There was nothing in his son’s attitude or expression that showed more than casual interest. Benteen probed, hoping to find more. He never knew what the boy was thinking—or if he was thinking. A father should know what was going on in his son’s head. Benteen knew he didn’t.

“I want you to go to the telegraph office and send some wires for me,” Benteen stated. “One of them goes to Frank Bulfert, the senator’s aide, in Washington. In the wire, I want you to ask him the status of the proposal being brought to Congress to enlarge the Homestead Act and what kind of preliminary support it’s getting. Ask for the same information from Asa Morgan in Helena. The last wire I want you to send to Bull Giles at the Black Dove Bar in Washington with the same request for information.” The lack of interest Webb showed made him feel weary. “Have you got all that?”

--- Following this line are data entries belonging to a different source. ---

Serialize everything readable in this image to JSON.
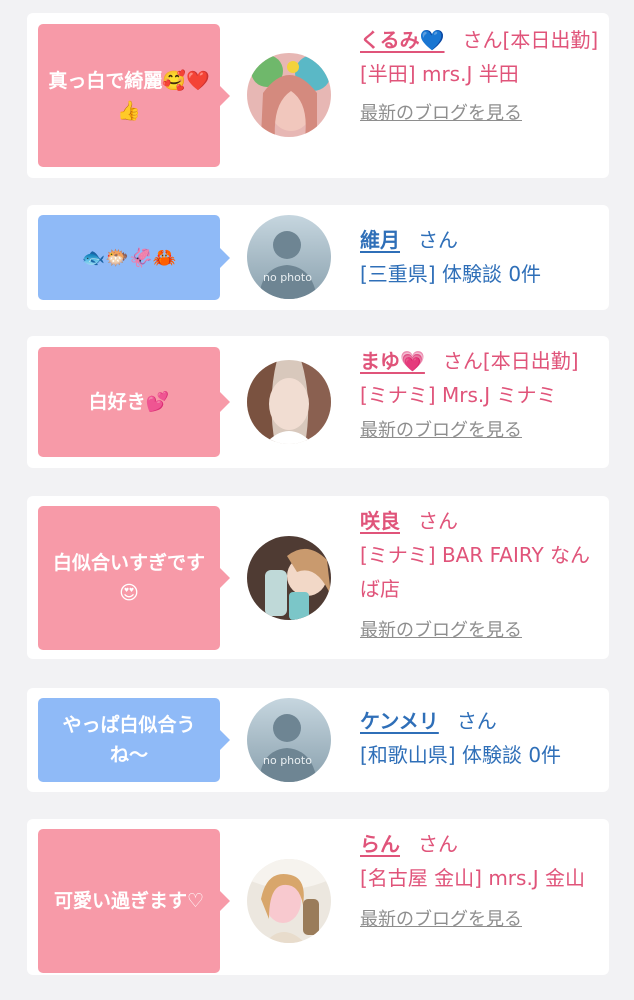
{
  "posts": [
    {
      "comment": "真っ白で綺麗🥰❤️👍",
      "name": "くるみ💙",
      "honorific": "さん",
      "status": "[本日出勤]",
      "shop": "[半田] mrs.J 半田",
      "link": "最新のブログを見る",
      "bubble_color": "#f79aa8"
    },
    {
      "comment": "🐟🐡🦑🦀",
      "name": "維月",
      "honorific": "さん",
      "shop": "[三重県] 体験談 0件",
      "avatar_text": "no photo",
      "bubble_color": "#8fbaf7"
    },
    {
      "comment": "白好き💕",
      "name": "まゆ💗",
      "honorific": "さん",
      "status": "[本日出勤]",
      "shop": "[ミナミ] Mrs.J ミナミ",
      "link": "最新のブログを見る",
      "bubble_color": "#f79aa8"
    },
    {
      "comment": "白似合いすぎです😍",
      "name": "咲良",
      "honorific": "さん",
      "shop": "[ミナミ] BAR FAIRY なんば店",
      "link": "最新のブログを見る",
      "bubble_color": "#f79aa8"
    },
    {
      "comment": "やっぱ白似合うね〜",
      "name": "ケンメリ",
      "honorific": "さん",
      "shop": "[和歌山県] 体験談 0件",
      "avatar_text": "no photo",
      "bubble_color": "#8fbaf7"
    },
    {
      "comment": "可愛い過ぎます♡",
      "name": "らん",
      "honorific": "さん",
      "shop": "[名古屋 金山] mrs.J 金山",
      "link": "最新のブログを見る",
      "bubble_color": "#f79aa8"
    }
  ]
}
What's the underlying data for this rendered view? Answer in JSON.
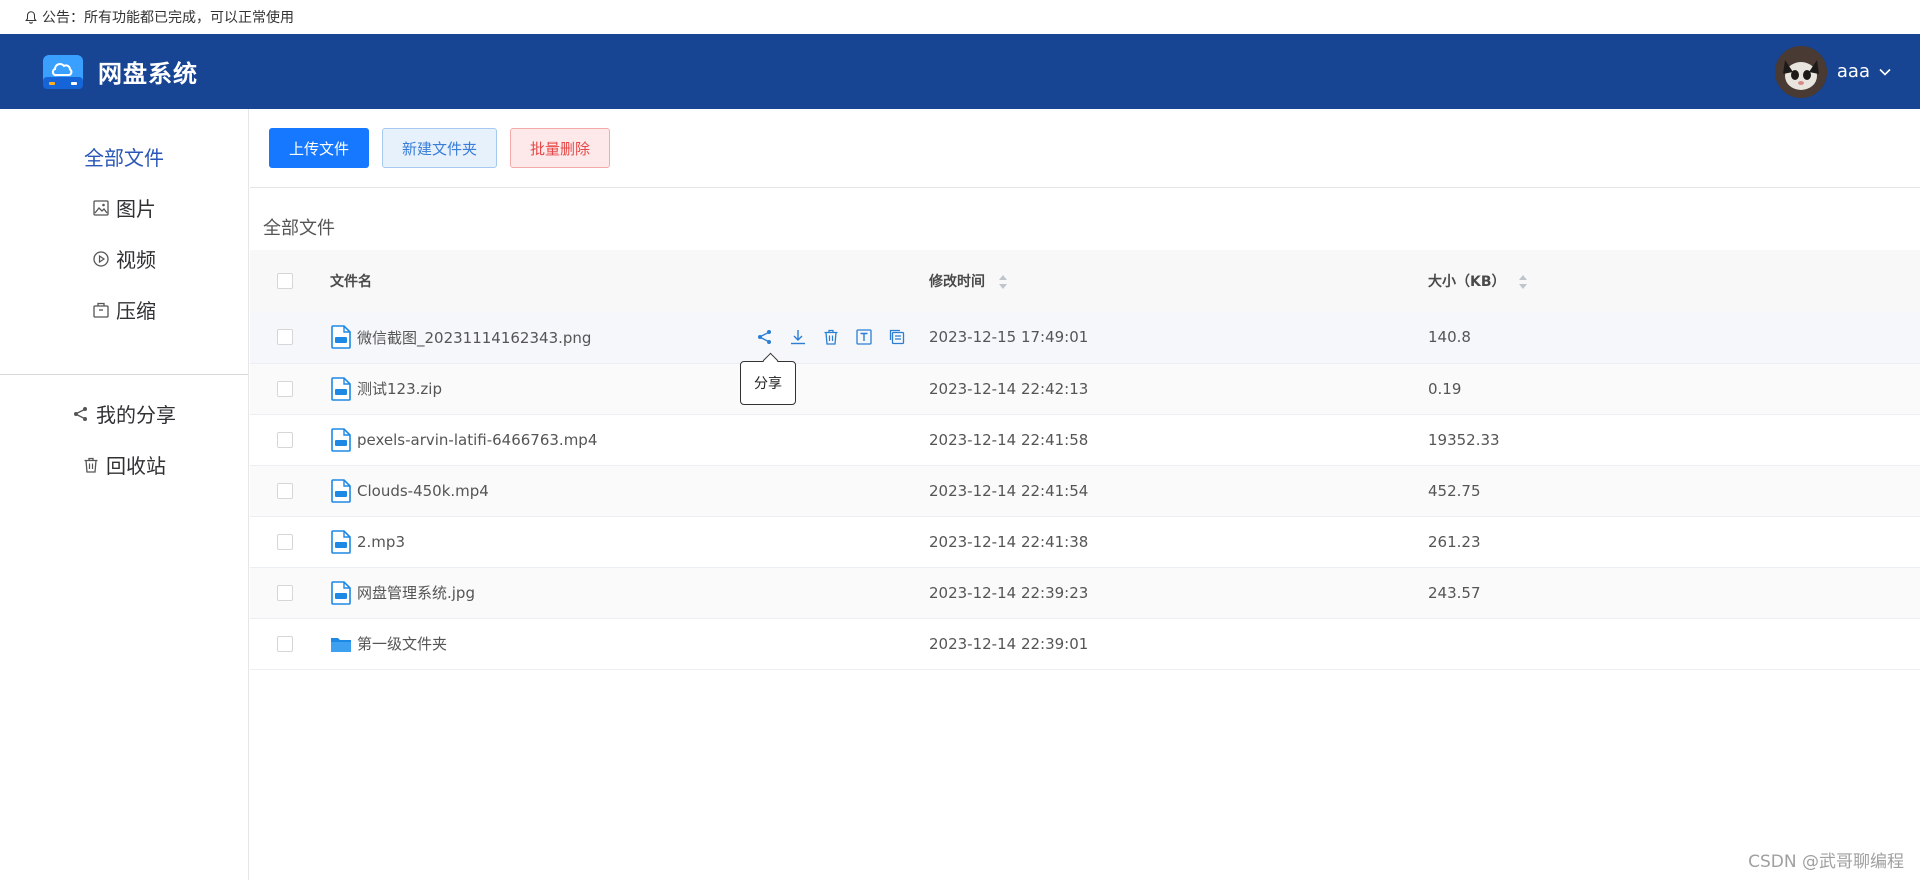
{
  "notice": {
    "text": "公告：所有功能都已完成，可以正常使用"
  },
  "header": {
    "app_name": "网盘系统",
    "username": "aaa"
  },
  "sidebar": {
    "items": [
      {
        "label": "全部文件",
        "icon": "none",
        "active": true
      },
      {
        "label": "图片",
        "icon": "picture-icon"
      },
      {
        "label": "视频",
        "icon": "video-play-icon"
      },
      {
        "label": "压缩",
        "icon": "box-icon"
      }
    ],
    "items2": [
      {
        "label": "我的分享",
        "icon": "share-icon"
      },
      {
        "label": "回收站",
        "icon": "trash-icon"
      }
    ]
  },
  "toolbar": {
    "upload": "上传文件",
    "new_folder": "新建文件夹",
    "batch_delete": "批量删除"
  },
  "breadcrumb": "全部文件",
  "table": {
    "headers": {
      "name": "文件名",
      "time": "修改时间",
      "size": "大小（KB）"
    },
    "rows": [
      {
        "name": "微信截图_20231114162343.png",
        "time": "2023-12-15 17:49:01",
        "size": "140.8",
        "type": "file"
      },
      {
        "name": "测试123.zip",
        "time": "2023-12-14 22:42:13",
        "size": "0.19",
        "type": "file"
      },
      {
        "name": "pexels-arvin-latifi-6466763.mp4",
        "time": "2023-12-14 22:41:58",
        "size": "19352.33",
        "type": "file"
      },
      {
        "name": "Clouds-450k.mp4",
        "time": "2023-12-14 22:41:54",
        "size": "452.75",
        "type": "file"
      },
      {
        "name": "2.mp3",
        "time": "2023-12-14 22:41:38",
        "size": "261.23",
        "type": "file"
      },
      {
        "name": "网盘管理系统.jpg",
        "time": "2023-12-14 22:39:23",
        "size": "243.57",
        "type": "file"
      },
      {
        "name": "第一级文件夹",
        "time": "2023-12-14 22:39:01",
        "size": "",
        "type": "folder"
      }
    ]
  },
  "tooltip": "分享",
  "watermark": "CSDN @武哥聊编程",
  "colors": {
    "header_bg": "#174594",
    "primary": "#1677ff",
    "active_nav": "#2a57b7",
    "danger": "#e54848"
  }
}
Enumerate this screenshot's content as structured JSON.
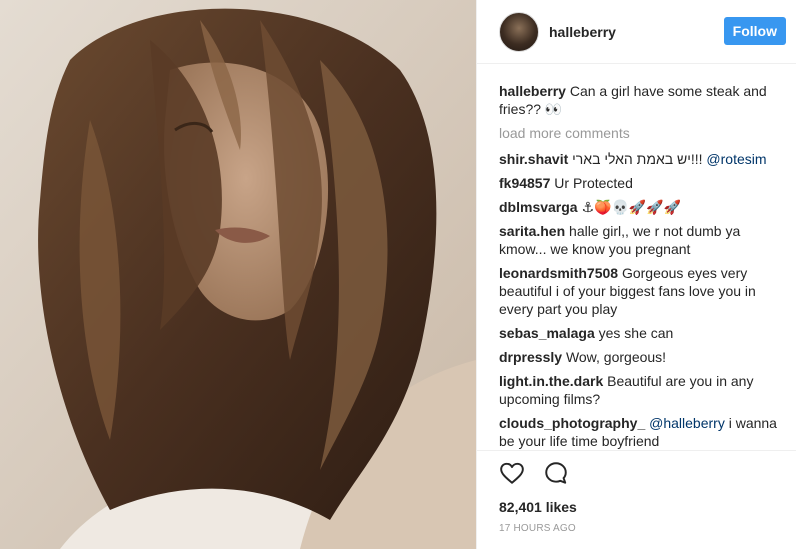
{
  "post": {
    "username": "halleberry",
    "follow_label": "Follow"
  },
  "caption": {
    "username": "halleberry",
    "text": "Can a girl have some steak and fries?? 👀"
  },
  "load_more": "load more comments",
  "comments": [
    {
      "username": "shir.shavit",
      "text": "יש באמת האלי בארי!!!",
      "mention": "@rotesim"
    },
    {
      "username": "fk94857",
      "text": "Ur Protected",
      "mention": ""
    },
    {
      "username": "dblmsvarga",
      "text": "⚓🍑💀🚀🚀🚀",
      "mention": ""
    },
    {
      "username": "sarita.hen",
      "text": "halle girl,, we r not dumb ya kmow... we know you pregnant",
      "mention": ""
    },
    {
      "username": "leonardsmith7508",
      "text": "Gorgeous eyes very beautiful i of your biggest fans love you in every part you play",
      "mention": ""
    },
    {
      "username": "sebas_malaga",
      "text": "yes she can",
      "mention": ""
    },
    {
      "username": "drpressly",
      "text": "Wow, gorgeous!",
      "mention": ""
    },
    {
      "username": "light.in.the.dark",
      "text": "Beautiful are you in any upcoming films?",
      "mention": ""
    },
    {
      "username": "clouds_photography_",
      "text": "i wanna be your life time boyfriend",
      "mention": "@halleberry"
    }
  ],
  "likes": "82,401 likes",
  "timestamp": "17 HOURS AGO",
  "icons": {
    "like": "heart-icon",
    "comment": "comment-icon"
  },
  "colors": {
    "follow": "#3897f0",
    "mention": "#003569",
    "muted": "#999999"
  }
}
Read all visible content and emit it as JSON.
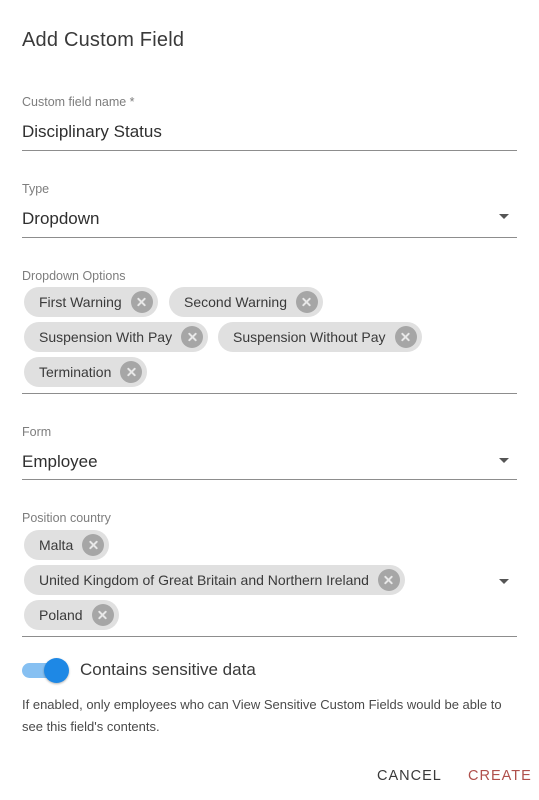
{
  "dialog": {
    "title": "Add Custom Field"
  },
  "fields": {
    "name": {
      "label": "Custom field name *",
      "value": "Disciplinary Status"
    },
    "type": {
      "label": "Type",
      "value": "Dropdown"
    },
    "options": {
      "label": "Dropdown Options",
      "chips": [
        "First Warning",
        "Second Warning",
        "Suspension With Pay",
        "Suspension Without Pay",
        "Termination"
      ]
    },
    "form": {
      "label": "Form",
      "value": "Employee"
    },
    "country": {
      "label": "Position country",
      "chips": [
        "Malta",
        "United Kingdom of Great Britain and Northern Ireland",
        "Poland"
      ]
    }
  },
  "sensitive": {
    "label": "Contains sensitive data",
    "enabled": true,
    "helper": "If enabled, only employees who can View Sensitive Custom Fields would be able to see this field's contents."
  },
  "actions": {
    "cancel": "CANCEL",
    "create": "CREATE"
  },
  "colors": {
    "accent": "#1e88e5",
    "create": "#b0504c",
    "chip": "#e0e0e0"
  }
}
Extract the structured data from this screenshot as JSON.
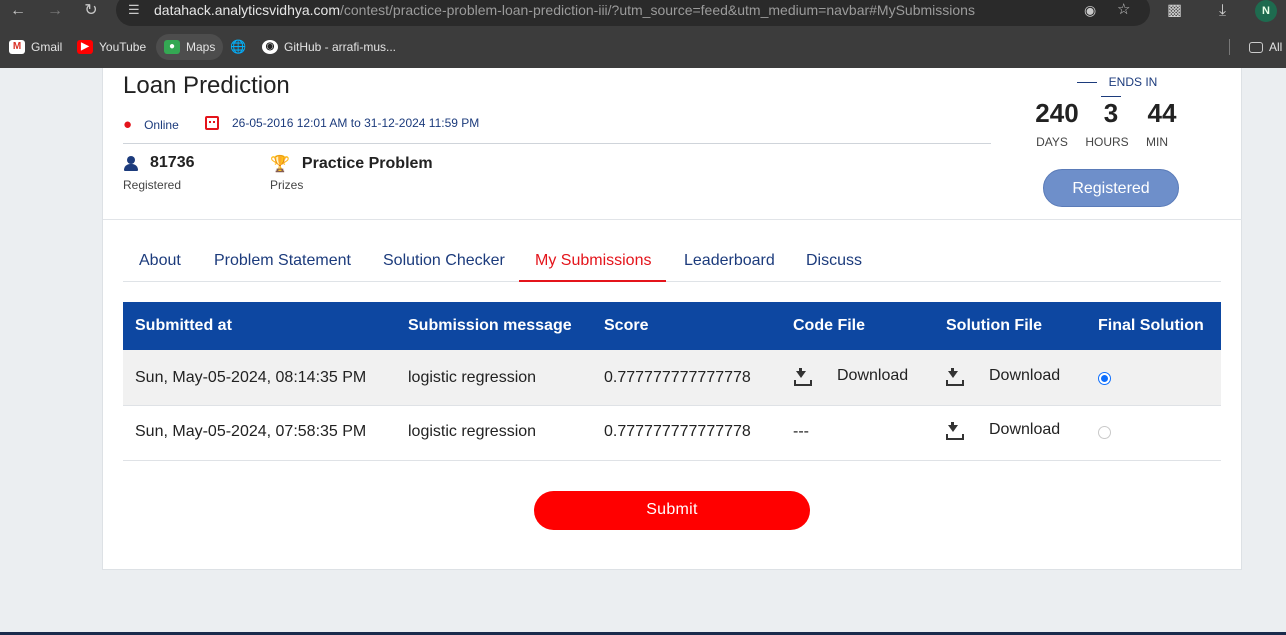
{
  "browser": {
    "url_host": "datahack.analyticsvidhya.com",
    "url_path": "/contest/practice-problem-loan-prediction-iii/?utm_source=feed&utm_medium=navbar#MySubmissions",
    "profile_initial": "N",
    "bookmarks": [
      {
        "label": "Gmail",
        "icon": "gmail-icon"
      },
      {
        "label": "YouTube",
        "icon": "youtube-icon"
      },
      {
        "label": "Maps",
        "icon": "maps-icon"
      },
      {
        "label": "",
        "icon": "globe-icon"
      },
      {
        "label": "GitHub - arrafi-mus...",
        "icon": "github-icon"
      }
    ],
    "all_bookmarks_label": "All"
  },
  "contest": {
    "title": "Loan Prediction",
    "mode": "Online",
    "dates": "26-05-2016 12:01 AM to 31-12-2024 11:59 PM",
    "registered_count": "81736",
    "registered_label": "Registered",
    "prize": "Practice Problem",
    "prize_label": "Prizes",
    "ends_in_label": "ENDS IN",
    "countdown": {
      "days": "240",
      "days_label": "DAYS",
      "hours": "3",
      "hours_label": "HOURS",
      "min": "44",
      "min_label": "MIN"
    },
    "register_button": "Registered"
  },
  "tabs": [
    {
      "label": "About",
      "active": false
    },
    {
      "label": "Problem Statement",
      "active": false
    },
    {
      "label": "Solution Checker",
      "active": false
    },
    {
      "label": "My Submissions",
      "active": true
    },
    {
      "label": "Leaderboard",
      "active": false
    },
    {
      "label": "Discuss",
      "active": false
    }
  ],
  "submissions": {
    "headers": [
      "Submitted at",
      "Submission message",
      "Score",
      "Code File",
      "Solution File",
      "Final Solution"
    ],
    "rows": [
      {
        "submitted_at": "Sun, May-05-2024, 08:14:35 PM",
        "message": "logistic regression",
        "score": "0.777777777777778",
        "code_file": "Download",
        "solution_file": "Download",
        "final": true
      },
      {
        "submitted_at": "Sun, May-05-2024, 07:58:35 PM",
        "message": "logistic regression",
        "score": "0.777777777777778",
        "code_file": "---",
        "solution_file": "Download",
        "final": false
      }
    ]
  },
  "submit_button": "Submit",
  "colors": {
    "primary_blue": "#0d47a1",
    "accent_red": "#e4141b",
    "registered_btn": "#6e8fca"
  }
}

“Yes, sir.” Behind the smooth exterior, his mind was running over the possible significance of the information being sought and how it might affect the ranch. “Is there anything else?”

“No.” His lips thinned into a tired line. “Don’t you want to know why this information is important?” Benteen asked, and had the satisfaction of seeing his son’s steady gaze waver briefly.

“I figured you’d tell me when you thought it was right for me to know.” There was no hesitation over the reply, and the invitation to ask the question wasn’t accepted.

Frustrated by his son’s behavior, Benteen halfturned from him, muttering, “Go send the wires, and have the replies directed to the hotel.”